詩集「ミロそしてミロ」

昨日、文筆家の笠原実先生から「ミロそしてミロ」という自作の詩集が送られてきました。まさに文字通り自作の詩集で、30部限定の私家版でした。これは我が家の家宝です。内容も家宝に値します。私もブログで幾度となく書いているように現代詩に興味があり、学生時代は彫刻に目覚めるまで詩作を繰り返していました。詩にするにはあまりに粗末な感覚、語彙力で途中で放棄していたのでした。

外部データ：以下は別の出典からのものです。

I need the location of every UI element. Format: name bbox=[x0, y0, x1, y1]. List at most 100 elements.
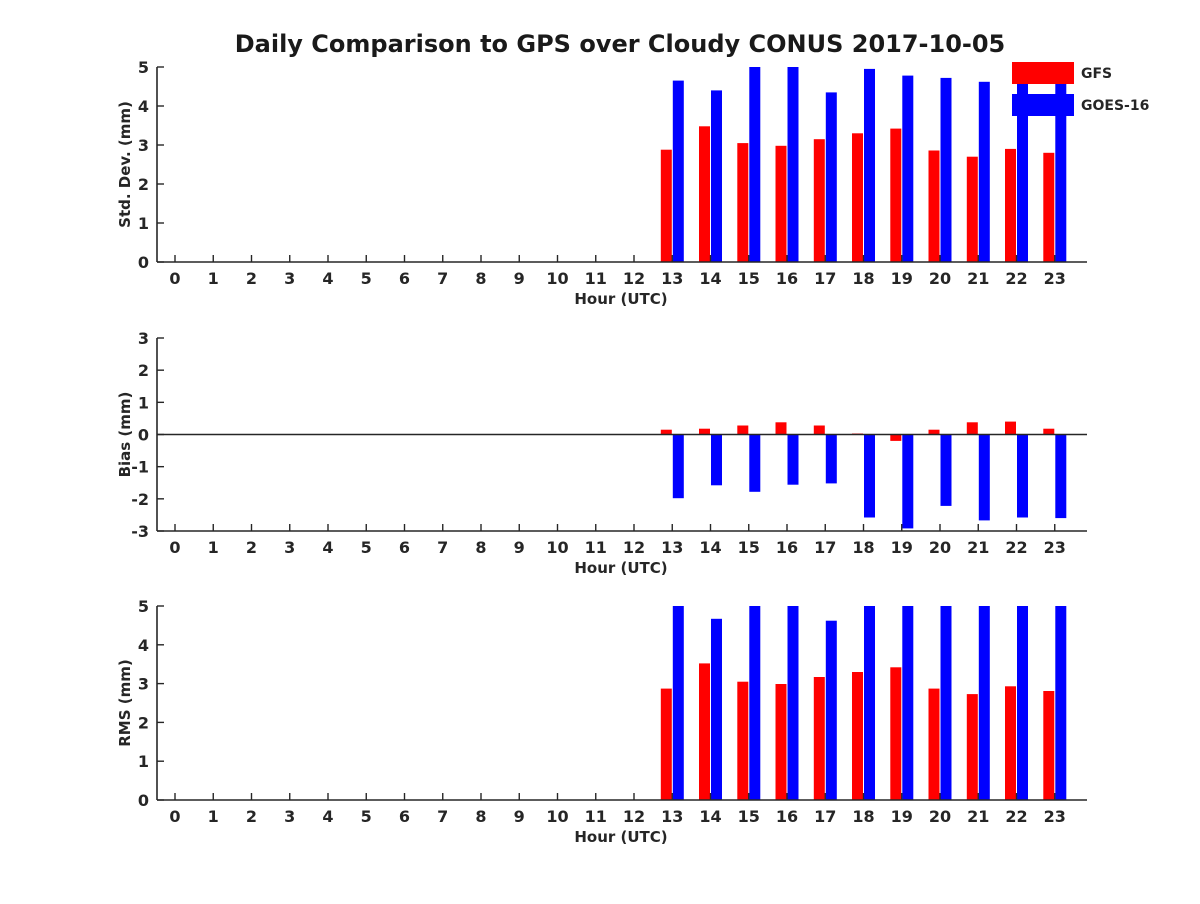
rms-xtick-label: 2 bbox=[246, 807, 257, 826]
rms-xtick-label: 15 bbox=[738, 807, 760, 826]
rms-xlabel: Hour (UTC) bbox=[574, 828, 667, 846]
bias-ytick-label: 2 bbox=[138, 361, 149, 380]
stddev-ylabel: Std. Dev. (mm) bbox=[116, 101, 134, 228]
stddev-bar-gfs-19 bbox=[890, 128, 902, 262]
bias-bar-gfs-23 bbox=[1043, 428, 1055, 435]
bias-bar-goes-16-14 bbox=[711, 434, 722, 486]
rms-bar-goes-16-18 bbox=[864, 606, 875, 800]
stddev-bar-goes-16-13 bbox=[672, 80, 684, 262]
rms-xtick-label: 18 bbox=[852, 807, 874, 826]
stddev-bar-gfs-13 bbox=[660, 149, 672, 262]
stddev-bar-goes-16-16 bbox=[787, 67, 799, 262]
rms-xtick-label: 23 bbox=[1044, 807, 1066, 826]
rms-ytick-label: 4 bbox=[138, 636, 149, 655]
bias-xtick-label: 11 bbox=[585, 538, 607, 557]
bias-bar-goes-16-16 bbox=[787, 434, 799, 485]
stddev-xtick-label: 10 bbox=[546, 269, 568, 288]
rms-bar-gfs-20 bbox=[928, 688, 940, 800]
bias-xtick-label: 23 bbox=[1044, 538, 1066, 557]
stddev-bar-gfs-15 bbox=[737, 143, 749, 262]
stddev-xtick-label: 18 bbox=[852, 269, 874, 288]
rms-bar-goes-16-19 bbox=[902, 606, 914, 800]
bias-xtick-label: 5 bbox=[361, 538, 372, 557]
rms-xtick-label: 6 bbox=[399, 807, 410, 826]
rms-bar-goes-16-13 bbox=[672, 606, 684, 800]
stddev-bar-goes-16-19 bbox=[902, 75, 914, 262]
rms-bar-gfs-16 bbox=[775, 684, 787, 800]
bias-bar-goes-16-18 bbox=[864, 434, 875, 518]
bias-ytick-label: -3 bbox=[131, 522, 149, 541]
stddev-xtick-label: 9 bbox=[514, 269, 525, 288]
stddev-xtick-label: 20 bbox=[929, 269, 951, 288]
legend-label-gfs: GFS bbox=[1081, 66, 1112, 82]
bias-bar-gfs-13 bbox=[660, 429, 672, 435]
stddev-bar-goes-16-17 bbox=[825, 92, 837, 263]
rms-xtick-label: 12 bbox=[623, 807, 645, 826]
stddev-xtick-label: 15 bbox=[738, 269, 760, 288]
chart-title: Daily Comparison to GPS over Cloudy CONU… bbox=[234, 30, 1006, 58]
rms-xtick-label: 21 bbox=[967, 807, 989, 826]
rms-xtick-label: 9 bbox=[514, 807, 525, 826]
stddev-xtick-label: 14 bbox=[699, 269, 721, 288]
stddev-xtick-label: 7 bbox=[437, 269, 448, 288]
bias-bar-goes-16-13 bbox=[672, 434, 684, 499]
bias-bar-gfs-19 bbox=[890, 434, 902, 441]
rms-bar-goes-16-22 bbox=[1017, 606, 1028, 800]
rms-bar-gfs-19 bbox=[890, 667, 902, 800]
stddev-xtick-label: 16 bbox=[776, 269, 798, 288]
stddev-xtick-label: 3 bbox=[284, 269, 295, 288]
stddev-bar-goes-16-14 bbox=[711, 90, 722, 263]
bias-xtick-label: 19 bbox=[891, 538, 913, 557]
stddev-bar-gfs-21 bbox=[966, 156, 978, 262]
stddev-bar-gfs-16 bbox=[775, 145, 787, 262]
rms-xtick-label: 22 bbox=[1005, 807, 1027, 826]
rms-xtick-label: 13 bbox=[661, 807, 683, 826]
rms-xtick-label: 17 bbox=[814, 807, 836, 826]
rms-xtick-label: 7 bbox=[437, 807, 448, 826]
stddev-xtick-label: 11 bbox=[585, 269, 607, 288]
stddev-xtick-label: 4 bbox=[322, 269, 333, 288]
stddev-ytick-label: 1 bbox=[138, 214, 149, 233]
bias-bar-goes-16-20 bbox=[940, 434, 952, 506]
rms-ytick-label: 3 bbox=[138, 675, 149, 694]
bias-xtick-label: 6 bbox=[399, 538, 410, 557]
bias-bar-gfs-20 bbox=[928, 429, 940, 435]
bias-xtick-label: 4 bbox=[322, 538, 333, 557]
bias-ytick-label: 0 bbox=[138, 426, 149, 445]
rms-bar-goes-16-15 bbox=[749, 606, 761, 800]
stddev-xtick-label: 21 bbox=[967, 269, 989, 288]
rms-ylabel: RMS (mm) bbox=[116, 659, 134, 746]
rms-ytick-label: 1 bbox=[138, 752, 149, 771]
rms-bar-gfs-18 bbox=[852, 672, 863, 800]
bias-xtick-label: 9 bbox=[514, 538, 525, 557]
bias-xtick-label: 22 bbox=[1005, 538, 1027, 557]
bias-xtick-label: 15 bbox=[738, 538, 760, 557]
stddev-xtick-label: 1 bbox=[208, 269, 219, 288]
rms-ytick-label: 2 bbox=[138, 713, 149, 732]
bias-xtick-label: 8 bbox=[475, 538, 486, 557]
bias-bar-gfs-17 bbox=[813, 425, 825, 435]
rms-xtick-label: 5 bbox=[361, 807, 372, 826]
stddev-xtick-label: 12 bbox=[623, 269, 645, 288]
rms-bar-gfs-13 bbox=[660, 688, 672, 800]
stddev-xtick-label: 22 bbox=[1005, 269, 1027, 288]
rms-xtick-label: 0 bbox=[169, 807, 180, 826]
stddev-ytick-label: 5 bbox=[138, 58, 149, 77]
bias-xlabel: Hour (UTC) bbox=[574, 559, 667, 577]
stddev-xlabel: Hour (UTC) bbox=[574, 290, 667, 308]
bias-ytick-label: -1 bbox=[131, 458, 149, 477]
bias-bar-gfs-16 bbox=[775, 422, 787, 435]
bias-xtick-label: 18 bbox=[852, 538, 874, 557]
bias-xtick-label: 13 bbox=[661, 538, 683, 557]
rms-bar-gfs-21 bbox=[966, 694, 978, 800]
rms-xtick-label: 8 bbox=[475, 807, 486, 826]
bias-xtick-label: 17 bbox=[814, 538, 836, 557]
bias-xtick-label: 0 bbox=[169, 538, 180, 557]
bias-bar-goes-16-23 bbox=[1055, 434, 1067, 519]
stddev-xtick-label: 23 bbox=[1044, 269, 1066, 288]
stddev-xtick-label: 2 bbox=[246, 269, 257, 288]
bias-ylabel: Bias (mm) bbox=[116, 392, 134, 478]
bias-xtick-label: 7 bbox=[437, 538, 448, 557]
bias-xtick-label: 1 bbox=[208, 538, 219, 557]
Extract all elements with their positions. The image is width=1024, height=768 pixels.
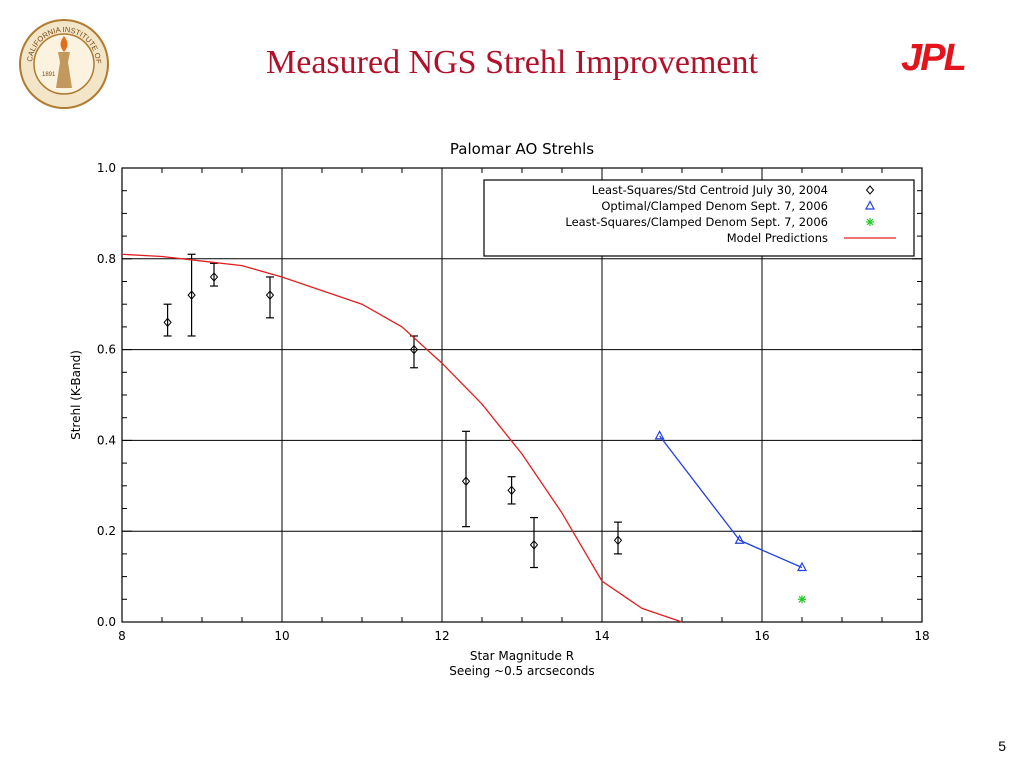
x-tick-label: 14 xyxy=(594,629,609,643)
y-tick-label: 0.4 xyxy=(97,433,116,447)
x-tick-label: 8 xyxy=(118,629,126,643)
x-tick-label: 16 xyxy=(754,629,769,643)
y-axis-label: Strehl (K-Band) xyxy=(69,350,83,440)
star-stroke xyxy=(866,218,874,226)
series-connecting-line xyxy=(659,435,803,569)
page-number: 5 xyxy=(998,738,1006,754)
jpl-logo: JPL xyxy=(901,37,967,76)
diamond-marker xyxy=(265,290,275,300)
legend-label: Least-Squares/Clamped Denom Sept. 7, 200… xyxy=(565,215,828,229)
x-axis-sublabel: Seeing ~0.5 arcseconds xyxy=(449,664,594,678)
y-tick-label: 0.0 xyxy=(97,615,116,629)
series-3 xyxy=(121,253,683,623)
caltech-seal-logo: CALIFORNIA INSTITUTE OF TECHNOLOGY 1891 xyxy=(18,18,109,109)
legend-box xyxy=(483,179,915,257)
star-marker xyxy=(866,218,874,226)
triangle-marker xyxy=(797,561,807,572)
triangle-marker xyxy=(734,534,745,544)
diamond-marker xyxy=(865,185,875,195)
seal-year: 1891 xyxy=(42,72,56,78)
x-tick-label: 18 xyxy=(914,629,929,643)
legend-label: Model Predictions xyxy=(727,231,828,245)
diamond-marker xyxy=(163,317,172,328)
series-0 xyxy=(163,253,623,569)
triangle-marker xyxy=(654,430,665,440)
legend-label: Optimal/Clamped Denom Sept. 7, 2006 xyxy=(601,199,828,213)
strehl-chart: Palomar AO Strehls 8 10 12 14 16 18 0.0 0.2 0.4 0… xyxy=(69,140,930,678)
diamond-marker xyxy=(507,485,516,496)
star-stroke xyxy=(798,595,806,603)
y-tick-label: 1.0 xyxy=(97,161,116,175)
legend-label: Least-Squares/Std Centroid July 30, 2004 xyxy=(592,183,828,197)
star-marker xyxy=(798,595,806,604)
y-tick-label: 0.2 xyxy=(97,524,116,538)
diamond-marker xyxy=(409,344,419,355)
chart-title: Palomar AO Strehls xyxy=(450,140,594,158)
x-axis-label: Star Magnitude R xyxy=(470,649,574,663)
diamond-marker xyxy=(187,290,196,300)
diamond-marker xyxy=(613,535,623,546)
jpl-logo-text: JPL xyxy=(901,37,965,76)
model-prediction-line xyxy=(121,253,683,623)
x-tick-label: 10 xyxy=(274,629,289,643)
diamond-marker xyxy=(529,540,539,550)
triangle-marker xyxy=(865,200,875,210)
data-series xyxy=(121,253,807,623)
y-tick-label: 0.8 xyxy=(97,252,116,266)
diamond-marker xyxy=(461,476,471,487)
legend: Least-Squares/Std Centroid July 30, 2004… xyxy=(483,179,915,257)
diamond-marker xyxy=(209,272,219,282)
axes: 8 10 12 14 16 18 0.0 0.2 0.4 0.6 0.8 1.0 xyxy=(97,161,930,643)
series-2 xyxy=(798,595,806,604)
slide-title: Measured NGS Strehl Improvement xyxy=(266,44,758,81)
y-tick-label: 0.6 xyxy=(97,343,116,357)
x-tick-label: 12 xyxy=(434,629,449,643)
series-1 xyxy=(654,430,807,572)
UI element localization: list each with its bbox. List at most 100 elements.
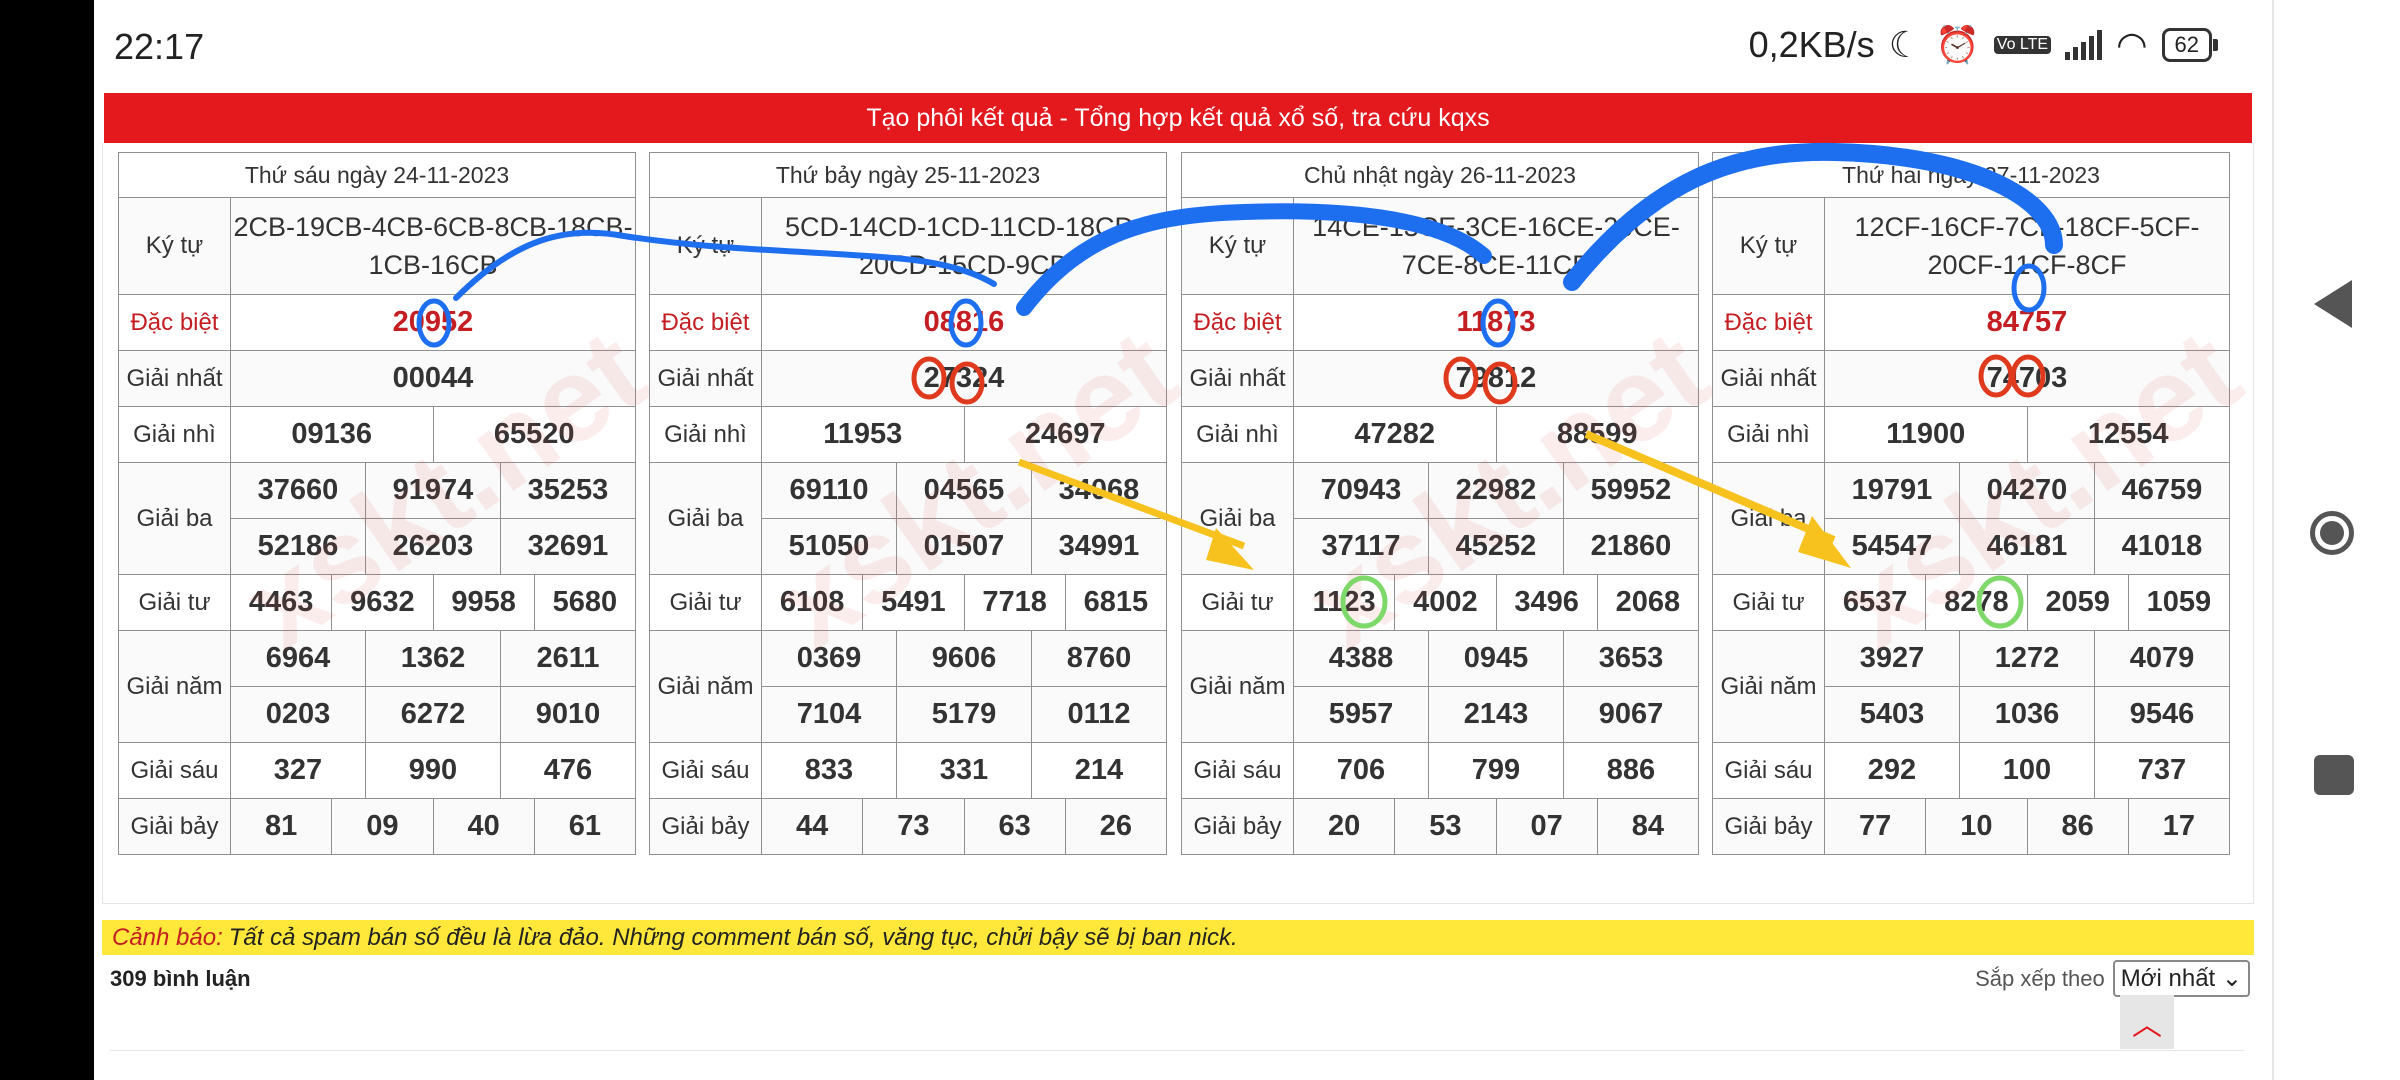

それがこのHPを作るにあたり、コトバを彫刻と並列(付け加えではありません)することになり、拙い詩作が再び始まりました。そこへこの「ミロそしてミロ」。う〜ん、先にやられてしまったと正直思いました。「ミロそしてミロ」は谷川俊太郎の「クレーの絵本」を彷彿とさせるものでコトバが絵画の感覚を掴み取っています。これは解説や評論ではありません。詩人の中には美術評論家も多く、評論する前に詩心で美術作品に接しているのかもしれないと思っているのですが、笠原先生が私の彫刻を批評してくださる時も、この感覚で書かれた一文だと確信しました。「笑覧いただければ〜」などというお手紙が添えてありましたが、とんでもないことです。これでしばらく勉強させていただきます。